Riles straightened her shoulders, a newfound determination settling over her like a mantle. She had made a grave error in judgment, yes, but she would learn from that mistake, not compound it. They were lost, not defeated. Not yet.
“What are the three options when pinned down by an enemy?” Riles asked aloud, a tenant from their shared dojo, from their lives long ago.
There was a pause, but the words came to one of her men, the once often repeated words coming out easily. “Shelter in place is to sit and wait for death."
“Retreat only if the path forward is impassible and the escape secure.” Another continued.
“Advance through the danger toward victory.” her second said, steel in his voice.

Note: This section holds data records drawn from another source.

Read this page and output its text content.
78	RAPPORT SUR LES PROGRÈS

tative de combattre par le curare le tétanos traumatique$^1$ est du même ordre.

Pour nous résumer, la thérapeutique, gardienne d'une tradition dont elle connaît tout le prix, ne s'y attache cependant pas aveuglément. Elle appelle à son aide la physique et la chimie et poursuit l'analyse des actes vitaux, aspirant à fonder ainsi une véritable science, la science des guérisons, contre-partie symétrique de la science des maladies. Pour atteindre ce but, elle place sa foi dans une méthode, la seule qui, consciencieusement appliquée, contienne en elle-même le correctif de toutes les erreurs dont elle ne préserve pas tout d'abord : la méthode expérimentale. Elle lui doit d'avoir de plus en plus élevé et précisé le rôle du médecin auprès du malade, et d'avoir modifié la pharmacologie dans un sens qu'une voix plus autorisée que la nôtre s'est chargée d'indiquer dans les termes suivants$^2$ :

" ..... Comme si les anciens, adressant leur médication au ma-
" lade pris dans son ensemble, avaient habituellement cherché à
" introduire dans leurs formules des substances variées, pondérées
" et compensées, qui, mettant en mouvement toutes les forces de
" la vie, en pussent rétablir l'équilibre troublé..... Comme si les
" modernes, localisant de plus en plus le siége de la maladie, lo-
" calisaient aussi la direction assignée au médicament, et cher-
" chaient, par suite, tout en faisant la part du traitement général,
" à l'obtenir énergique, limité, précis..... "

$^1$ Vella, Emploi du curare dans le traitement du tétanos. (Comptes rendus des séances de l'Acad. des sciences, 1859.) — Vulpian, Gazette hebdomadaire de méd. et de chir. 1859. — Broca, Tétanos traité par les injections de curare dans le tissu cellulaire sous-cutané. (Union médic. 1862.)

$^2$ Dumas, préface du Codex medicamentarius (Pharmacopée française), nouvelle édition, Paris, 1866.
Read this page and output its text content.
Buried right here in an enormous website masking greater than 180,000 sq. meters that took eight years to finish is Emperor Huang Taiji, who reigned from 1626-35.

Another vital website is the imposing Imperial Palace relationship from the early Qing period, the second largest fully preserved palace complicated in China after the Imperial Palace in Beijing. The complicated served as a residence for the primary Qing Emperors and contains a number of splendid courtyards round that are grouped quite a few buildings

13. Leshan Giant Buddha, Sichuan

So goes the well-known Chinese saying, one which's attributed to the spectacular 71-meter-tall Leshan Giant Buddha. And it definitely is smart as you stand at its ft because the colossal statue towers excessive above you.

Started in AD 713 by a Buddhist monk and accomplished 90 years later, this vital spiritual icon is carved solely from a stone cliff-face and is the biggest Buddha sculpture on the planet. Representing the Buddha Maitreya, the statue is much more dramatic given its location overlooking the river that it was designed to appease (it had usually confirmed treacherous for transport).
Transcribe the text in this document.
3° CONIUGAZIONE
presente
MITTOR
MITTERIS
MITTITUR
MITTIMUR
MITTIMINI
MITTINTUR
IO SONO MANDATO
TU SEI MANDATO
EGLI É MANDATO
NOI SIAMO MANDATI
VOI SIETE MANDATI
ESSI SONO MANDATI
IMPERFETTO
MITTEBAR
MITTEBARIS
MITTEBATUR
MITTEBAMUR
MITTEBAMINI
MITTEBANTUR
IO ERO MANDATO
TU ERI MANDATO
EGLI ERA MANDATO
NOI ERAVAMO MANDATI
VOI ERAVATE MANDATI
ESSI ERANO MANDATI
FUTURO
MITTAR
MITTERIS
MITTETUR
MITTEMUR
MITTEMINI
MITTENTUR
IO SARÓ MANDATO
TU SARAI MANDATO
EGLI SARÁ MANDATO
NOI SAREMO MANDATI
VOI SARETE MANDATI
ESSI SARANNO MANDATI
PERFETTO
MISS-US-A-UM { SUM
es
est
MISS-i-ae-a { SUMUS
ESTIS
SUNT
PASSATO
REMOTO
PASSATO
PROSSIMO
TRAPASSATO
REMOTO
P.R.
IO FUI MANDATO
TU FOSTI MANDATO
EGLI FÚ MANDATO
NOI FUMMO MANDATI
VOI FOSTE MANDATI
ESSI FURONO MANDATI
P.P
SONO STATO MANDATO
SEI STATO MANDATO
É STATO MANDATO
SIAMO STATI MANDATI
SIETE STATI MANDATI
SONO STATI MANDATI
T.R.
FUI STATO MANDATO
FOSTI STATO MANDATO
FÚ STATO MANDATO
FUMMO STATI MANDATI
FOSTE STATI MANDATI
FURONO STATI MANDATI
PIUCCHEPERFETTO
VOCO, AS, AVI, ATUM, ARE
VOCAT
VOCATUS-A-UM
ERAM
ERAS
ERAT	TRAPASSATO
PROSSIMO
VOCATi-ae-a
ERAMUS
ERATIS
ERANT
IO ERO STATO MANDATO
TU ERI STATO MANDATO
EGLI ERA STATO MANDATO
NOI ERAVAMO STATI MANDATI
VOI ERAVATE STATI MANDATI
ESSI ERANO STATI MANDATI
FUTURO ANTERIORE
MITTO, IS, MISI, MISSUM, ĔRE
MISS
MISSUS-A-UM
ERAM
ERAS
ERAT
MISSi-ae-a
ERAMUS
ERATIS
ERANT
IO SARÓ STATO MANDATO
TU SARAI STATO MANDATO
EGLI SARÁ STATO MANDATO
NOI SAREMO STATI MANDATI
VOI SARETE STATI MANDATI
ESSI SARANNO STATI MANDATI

“Would you gathered here wait for death?” Riles asked.
“No.” Came a stern reply.
“Is the way forward impassible and escape secure?” Riles relied on the momentum.
“No.” but not as sure this time.
“Are you here prepared to advance through this danger toward victory?!”
“Yes,” her men thundered, “Ye-”
“Shhhhhh.” Eliot stared at them, finger to his lips. The men quitted down and the boy went back to asking a rock for directions.
For not the first time Riles regretted not gagging and blindfolding him again, like he had asked.